There are also the less than ideal places to start a musical journey, like northern Minnesota.  It’s a region full of small towns that are separated by long stretches of paved or dirt roads with nothing but open fields or thick rows of trees on both sides.

Despite the challenges of living in a rural region, there is one band making the best of what they have, or more appropriately, where they are – they call themselves Paper Parlor.

The journey from creation to completion of the trio started with Kirdan Wenger, the band’s vocalist and guitarist, and Wilson Johnson, the bass player.  “Wilson and I spent a lot of time hanging out, and we’d usually end up jamming,” Wenger recalled via Facebook. “We started writing songs and realized we could probably go somewhere with it, so we adopted the moniker Paper Parlor.”  The band became the trio it is today when drummer and percussionist Judah Chezick joined the band two years ago when they started playing live shows.

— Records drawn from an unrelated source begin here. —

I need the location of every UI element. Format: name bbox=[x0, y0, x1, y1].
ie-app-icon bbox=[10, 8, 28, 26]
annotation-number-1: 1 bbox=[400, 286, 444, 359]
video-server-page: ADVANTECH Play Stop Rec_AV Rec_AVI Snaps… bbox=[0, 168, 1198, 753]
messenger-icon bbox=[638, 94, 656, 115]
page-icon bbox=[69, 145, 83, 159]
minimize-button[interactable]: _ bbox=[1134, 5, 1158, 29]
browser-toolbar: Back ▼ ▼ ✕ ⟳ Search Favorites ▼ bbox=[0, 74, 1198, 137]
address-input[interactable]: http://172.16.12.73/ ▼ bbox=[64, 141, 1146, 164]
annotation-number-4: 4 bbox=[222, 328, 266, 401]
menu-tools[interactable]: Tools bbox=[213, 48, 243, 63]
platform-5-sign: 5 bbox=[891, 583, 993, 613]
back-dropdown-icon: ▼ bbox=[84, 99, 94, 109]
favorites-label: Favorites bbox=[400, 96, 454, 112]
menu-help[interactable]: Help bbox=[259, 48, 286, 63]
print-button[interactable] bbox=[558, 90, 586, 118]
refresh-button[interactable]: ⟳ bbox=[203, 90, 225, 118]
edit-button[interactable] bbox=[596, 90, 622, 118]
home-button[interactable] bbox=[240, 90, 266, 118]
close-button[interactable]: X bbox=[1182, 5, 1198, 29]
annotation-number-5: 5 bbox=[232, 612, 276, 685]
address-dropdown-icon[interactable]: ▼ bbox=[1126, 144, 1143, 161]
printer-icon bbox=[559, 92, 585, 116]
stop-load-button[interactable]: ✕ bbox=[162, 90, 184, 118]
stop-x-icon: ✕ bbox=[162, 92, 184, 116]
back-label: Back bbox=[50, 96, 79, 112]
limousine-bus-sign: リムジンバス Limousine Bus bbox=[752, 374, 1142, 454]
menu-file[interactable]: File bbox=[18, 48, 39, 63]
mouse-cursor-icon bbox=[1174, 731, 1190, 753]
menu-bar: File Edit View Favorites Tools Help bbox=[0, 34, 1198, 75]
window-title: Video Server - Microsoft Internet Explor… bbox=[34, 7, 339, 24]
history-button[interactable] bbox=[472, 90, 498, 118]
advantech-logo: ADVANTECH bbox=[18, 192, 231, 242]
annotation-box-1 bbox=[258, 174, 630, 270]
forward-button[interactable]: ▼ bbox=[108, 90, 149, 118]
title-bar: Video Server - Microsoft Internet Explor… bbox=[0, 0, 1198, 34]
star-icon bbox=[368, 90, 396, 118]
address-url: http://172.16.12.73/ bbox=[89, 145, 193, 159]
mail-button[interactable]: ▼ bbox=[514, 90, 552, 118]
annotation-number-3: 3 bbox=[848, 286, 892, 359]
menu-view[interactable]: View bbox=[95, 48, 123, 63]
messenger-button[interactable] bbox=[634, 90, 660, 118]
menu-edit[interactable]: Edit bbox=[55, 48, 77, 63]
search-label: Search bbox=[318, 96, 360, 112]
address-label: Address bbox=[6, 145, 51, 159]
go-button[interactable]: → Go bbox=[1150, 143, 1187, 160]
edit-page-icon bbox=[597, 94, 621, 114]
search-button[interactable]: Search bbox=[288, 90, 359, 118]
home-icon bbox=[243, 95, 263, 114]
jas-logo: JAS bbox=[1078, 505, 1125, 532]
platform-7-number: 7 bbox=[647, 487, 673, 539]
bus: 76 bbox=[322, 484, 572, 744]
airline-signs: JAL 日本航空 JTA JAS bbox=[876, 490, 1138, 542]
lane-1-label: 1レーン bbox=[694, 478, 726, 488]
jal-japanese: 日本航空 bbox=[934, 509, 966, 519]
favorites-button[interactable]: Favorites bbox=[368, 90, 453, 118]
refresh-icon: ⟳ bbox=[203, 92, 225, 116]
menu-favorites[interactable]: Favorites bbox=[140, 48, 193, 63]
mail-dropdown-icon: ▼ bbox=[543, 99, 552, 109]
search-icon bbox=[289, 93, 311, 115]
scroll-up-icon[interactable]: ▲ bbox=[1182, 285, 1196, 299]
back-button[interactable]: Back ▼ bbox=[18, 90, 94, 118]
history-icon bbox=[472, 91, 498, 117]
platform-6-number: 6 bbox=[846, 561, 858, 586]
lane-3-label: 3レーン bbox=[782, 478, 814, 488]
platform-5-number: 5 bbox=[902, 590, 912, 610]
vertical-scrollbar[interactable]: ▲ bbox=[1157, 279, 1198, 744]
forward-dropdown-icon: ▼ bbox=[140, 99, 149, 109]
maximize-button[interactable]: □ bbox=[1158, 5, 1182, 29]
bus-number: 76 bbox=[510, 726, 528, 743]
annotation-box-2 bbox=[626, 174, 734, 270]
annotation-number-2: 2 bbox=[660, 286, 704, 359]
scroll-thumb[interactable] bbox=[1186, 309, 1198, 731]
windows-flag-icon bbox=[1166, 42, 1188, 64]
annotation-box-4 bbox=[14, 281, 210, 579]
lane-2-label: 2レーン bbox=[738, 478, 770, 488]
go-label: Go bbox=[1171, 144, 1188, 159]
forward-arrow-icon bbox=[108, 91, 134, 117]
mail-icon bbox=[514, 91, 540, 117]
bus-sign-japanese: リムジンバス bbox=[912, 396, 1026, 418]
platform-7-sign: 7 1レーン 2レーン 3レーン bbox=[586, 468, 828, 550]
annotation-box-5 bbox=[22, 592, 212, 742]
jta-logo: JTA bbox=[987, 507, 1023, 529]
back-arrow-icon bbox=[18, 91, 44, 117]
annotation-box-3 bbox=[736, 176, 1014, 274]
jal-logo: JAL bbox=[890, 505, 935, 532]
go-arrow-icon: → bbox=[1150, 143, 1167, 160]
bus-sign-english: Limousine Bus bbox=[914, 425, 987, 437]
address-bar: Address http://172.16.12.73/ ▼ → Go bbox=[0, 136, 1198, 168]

The name of the band, Wenger said, represents a concept.  “I like to think of an office or a study with a lot of books and paper for journaling my thought life.”  He said it’s what his band’s music is an outlet for.

When it comes to influences, both Wenger and Wilson found inspiration from the singer-songwriters of the 1960s like Cat Stevens, Bob Dylan and Simon & Garfunkel.  “They displayed a form of activism that isn’t often seen in music today. We don’t always display that, but it was something that made us want to make music for other people.” Wenger said .

He went on to say their sound is “heavily influenced by indie and folk artists” because their location in northern Minnesota leaves them in a place where it is not easy to set up or attend live shows.  Given that situation, they learned a lot from their favorite studio albums and interjected what they learned into their own recordings.

Even though they’ve played a lot of local shows, including coffee shops and talent shows, their location has required them to do a fair amount of traveling.  Their first out-of-town shows were the Sonshine festival in Minnesota and the Cornerstone festival in Illinois.  Fortunately, Chezick currently resides here in Bemidji and attends Bemidji State University, so they’ve been able to get into the scene here and introduce their music to people.

“Of the people in the area that have heard us by now, we’ve received a very warm welcome,” Wenger said.  The warm welcome has come in the form of everything from “likes” on the band’s Facebook page and the purchase of their music to general friendships and new connections in Bemidji’s musician community.

As far as future plans for the band, they’ve already done a national campaign for college radio stations and are currently working on licensing for television.  They’re also hoping to go out on the road in late March and April.  So if you’re in the area, stop by because you might just find your next favorite band.